Multifamily can no longer be seen as a safe bet

Masked by the sector darling’s significant growth over the past four years, many miscalculations are now coming to a head.

Multifamily has been one of the most favored sectors in private real estate for over a decade. It has been the most popular sector-specific strategy by total capital raised in all but one of the past 10 years, according to PERE data.

But multifamily’s reputation as a safe investment bet – based on the premise that housing has the most resilient demand of any property type – is being called into question amid emerging distress in the sector, as PERE examines in this month’s cover story.

Managers developed one speculative apartment project after another in 2021 and 2022, assuming cheap debt and robust rent growth would continue. Those assumptions did not pan out, and firms are now having to sell those assets at significant losses amid a glut of supply in the market.

Indeed, in a PERE podcast interview due out next week, Brian Thies, a director with the North American banks team at Fitch Ratings, noted the asset class has “flown under the radar a bit” because of the significant growth the sector has seen over the past four years. Thies’ colleague and team head Christopher Wolfe added that such growth “is probably masking what’s underneath.”

What Wolf is alluding to is the elevated refinancing risks for US multifamily loans coming due over the next few years, as highlighted in a February report from Fitch Ratings. The ratings agency noted that base rates have increased by 525 basis points since 2014 – when many of this year’s maturing loans were originated or underwritten – reducing debt service coverage ratios and making it more challenging for borrowers to refinance some maturing multifamily loans.
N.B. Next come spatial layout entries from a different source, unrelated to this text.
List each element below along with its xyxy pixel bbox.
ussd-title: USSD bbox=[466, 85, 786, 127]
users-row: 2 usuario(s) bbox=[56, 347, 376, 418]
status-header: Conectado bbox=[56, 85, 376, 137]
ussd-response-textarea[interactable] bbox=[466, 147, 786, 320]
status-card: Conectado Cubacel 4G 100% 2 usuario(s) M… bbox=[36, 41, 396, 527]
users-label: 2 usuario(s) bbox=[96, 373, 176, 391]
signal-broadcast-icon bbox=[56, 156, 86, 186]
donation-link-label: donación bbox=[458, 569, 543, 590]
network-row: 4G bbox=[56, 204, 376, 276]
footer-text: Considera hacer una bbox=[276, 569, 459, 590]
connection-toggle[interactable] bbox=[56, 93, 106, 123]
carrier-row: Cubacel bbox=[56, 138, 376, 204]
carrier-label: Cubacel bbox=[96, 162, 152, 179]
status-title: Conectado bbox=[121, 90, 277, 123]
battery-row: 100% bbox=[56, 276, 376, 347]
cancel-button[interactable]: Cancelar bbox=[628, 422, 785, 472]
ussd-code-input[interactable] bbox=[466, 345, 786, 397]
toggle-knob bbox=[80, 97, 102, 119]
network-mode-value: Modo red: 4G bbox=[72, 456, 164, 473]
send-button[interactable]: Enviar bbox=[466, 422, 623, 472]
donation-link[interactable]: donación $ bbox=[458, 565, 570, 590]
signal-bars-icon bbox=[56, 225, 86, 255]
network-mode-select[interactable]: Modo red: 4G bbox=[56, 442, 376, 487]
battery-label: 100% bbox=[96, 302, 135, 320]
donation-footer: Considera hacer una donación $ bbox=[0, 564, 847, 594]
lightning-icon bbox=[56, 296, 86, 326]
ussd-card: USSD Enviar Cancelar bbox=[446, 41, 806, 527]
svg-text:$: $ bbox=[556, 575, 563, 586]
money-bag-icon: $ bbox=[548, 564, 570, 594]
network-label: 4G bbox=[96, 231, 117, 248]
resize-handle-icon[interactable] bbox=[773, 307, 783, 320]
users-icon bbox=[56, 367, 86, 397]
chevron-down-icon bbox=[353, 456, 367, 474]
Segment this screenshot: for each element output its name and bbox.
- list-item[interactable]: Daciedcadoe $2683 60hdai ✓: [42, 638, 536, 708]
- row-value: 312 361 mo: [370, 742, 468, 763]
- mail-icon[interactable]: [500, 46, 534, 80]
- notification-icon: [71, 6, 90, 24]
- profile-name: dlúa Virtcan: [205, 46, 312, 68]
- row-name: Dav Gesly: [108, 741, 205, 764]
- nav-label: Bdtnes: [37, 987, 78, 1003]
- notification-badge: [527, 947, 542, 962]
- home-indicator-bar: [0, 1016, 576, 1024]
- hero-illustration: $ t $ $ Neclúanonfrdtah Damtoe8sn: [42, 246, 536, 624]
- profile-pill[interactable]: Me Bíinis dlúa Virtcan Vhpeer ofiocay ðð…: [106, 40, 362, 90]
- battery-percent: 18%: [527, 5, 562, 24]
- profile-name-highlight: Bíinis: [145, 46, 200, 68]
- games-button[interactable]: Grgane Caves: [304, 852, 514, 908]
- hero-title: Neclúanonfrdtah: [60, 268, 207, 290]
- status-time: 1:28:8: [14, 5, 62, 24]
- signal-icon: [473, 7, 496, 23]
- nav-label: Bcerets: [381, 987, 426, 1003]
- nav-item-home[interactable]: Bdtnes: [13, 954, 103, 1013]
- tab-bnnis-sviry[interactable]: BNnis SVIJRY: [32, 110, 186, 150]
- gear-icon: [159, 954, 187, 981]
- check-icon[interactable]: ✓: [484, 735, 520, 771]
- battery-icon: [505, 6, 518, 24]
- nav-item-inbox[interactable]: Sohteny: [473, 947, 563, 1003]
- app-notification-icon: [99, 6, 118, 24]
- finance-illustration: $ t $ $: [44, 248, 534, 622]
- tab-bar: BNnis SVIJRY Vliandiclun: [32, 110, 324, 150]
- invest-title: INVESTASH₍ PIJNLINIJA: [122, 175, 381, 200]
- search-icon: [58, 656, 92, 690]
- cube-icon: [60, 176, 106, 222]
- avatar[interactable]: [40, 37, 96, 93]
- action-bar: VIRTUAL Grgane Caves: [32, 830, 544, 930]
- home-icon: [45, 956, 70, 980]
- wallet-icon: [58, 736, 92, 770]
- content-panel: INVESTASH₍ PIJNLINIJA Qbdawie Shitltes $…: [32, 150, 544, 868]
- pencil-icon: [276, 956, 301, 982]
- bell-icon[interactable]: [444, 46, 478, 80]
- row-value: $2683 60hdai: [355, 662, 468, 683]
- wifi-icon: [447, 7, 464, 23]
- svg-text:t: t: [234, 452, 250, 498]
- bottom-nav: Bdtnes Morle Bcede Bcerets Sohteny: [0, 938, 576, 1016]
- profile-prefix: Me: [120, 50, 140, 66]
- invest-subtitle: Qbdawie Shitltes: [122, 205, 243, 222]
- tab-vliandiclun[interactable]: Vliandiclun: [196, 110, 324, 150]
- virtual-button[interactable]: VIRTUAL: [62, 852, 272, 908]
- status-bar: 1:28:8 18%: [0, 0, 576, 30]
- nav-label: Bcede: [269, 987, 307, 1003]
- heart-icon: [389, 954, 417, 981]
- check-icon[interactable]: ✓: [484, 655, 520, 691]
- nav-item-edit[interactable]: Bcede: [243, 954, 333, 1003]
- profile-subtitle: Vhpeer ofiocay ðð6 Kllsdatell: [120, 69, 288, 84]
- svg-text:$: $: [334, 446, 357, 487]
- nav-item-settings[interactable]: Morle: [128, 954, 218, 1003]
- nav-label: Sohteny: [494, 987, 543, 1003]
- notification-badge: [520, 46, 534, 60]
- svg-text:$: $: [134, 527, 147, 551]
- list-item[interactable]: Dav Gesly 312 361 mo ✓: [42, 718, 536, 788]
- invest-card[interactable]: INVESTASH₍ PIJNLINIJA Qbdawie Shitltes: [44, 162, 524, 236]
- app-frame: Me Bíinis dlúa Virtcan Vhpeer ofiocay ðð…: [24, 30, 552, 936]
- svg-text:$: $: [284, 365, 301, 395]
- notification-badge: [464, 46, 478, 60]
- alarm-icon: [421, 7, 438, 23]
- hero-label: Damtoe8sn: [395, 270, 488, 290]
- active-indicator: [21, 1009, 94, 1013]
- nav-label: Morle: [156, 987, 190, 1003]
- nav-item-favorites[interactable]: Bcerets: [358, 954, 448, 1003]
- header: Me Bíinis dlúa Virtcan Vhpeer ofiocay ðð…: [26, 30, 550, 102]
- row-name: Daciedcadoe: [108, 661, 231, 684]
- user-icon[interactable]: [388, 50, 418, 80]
This is particularly the case for mortgages backed by properties under rent control or rent stabilization measures. In areas where rent stabilization policies are in place, borrowers are less able to pass on cost increases to tenants and thus face a higher risk of default. Examples include New York City, which passed a series of tenant-friendly laws in 2019, as well as other cities that have rent control regulations, including those in California and New Jersey.

Meanwhile, the commercial property price index for apartment buildings in the US has fallen by approximately 27 percent over the past two years, according to data from Fitch and Green Street.

Return expectations reflect the troubles unfolding in multifamily. Total returns for US apartments are forecast to be -1.7 percent in 2024 – the second lowest after office, with a -6.3 percent projected return – according to industry body Pension Real Estate Association’s Q1 2024 Consensus Forecast Survey. Moreover, multifamily is also forecast to be the second-worst performer in 2025, 2026 and the five-year period spanning 2024 to 2028, the survey showed.

Such a dismal forecast does not mean that managers are opting out of multifamily, however. Crow Holdings Capital, for example, has a target allocation of 35 percent to the sector in its latest fund, but is likely to pause residential purchases until next year.

What has changed, however, is market participants are now approaching multifamily investing with greater caution than they did just two years ago. At least for now, it spells the end of the industry’s reputation as a safe bet.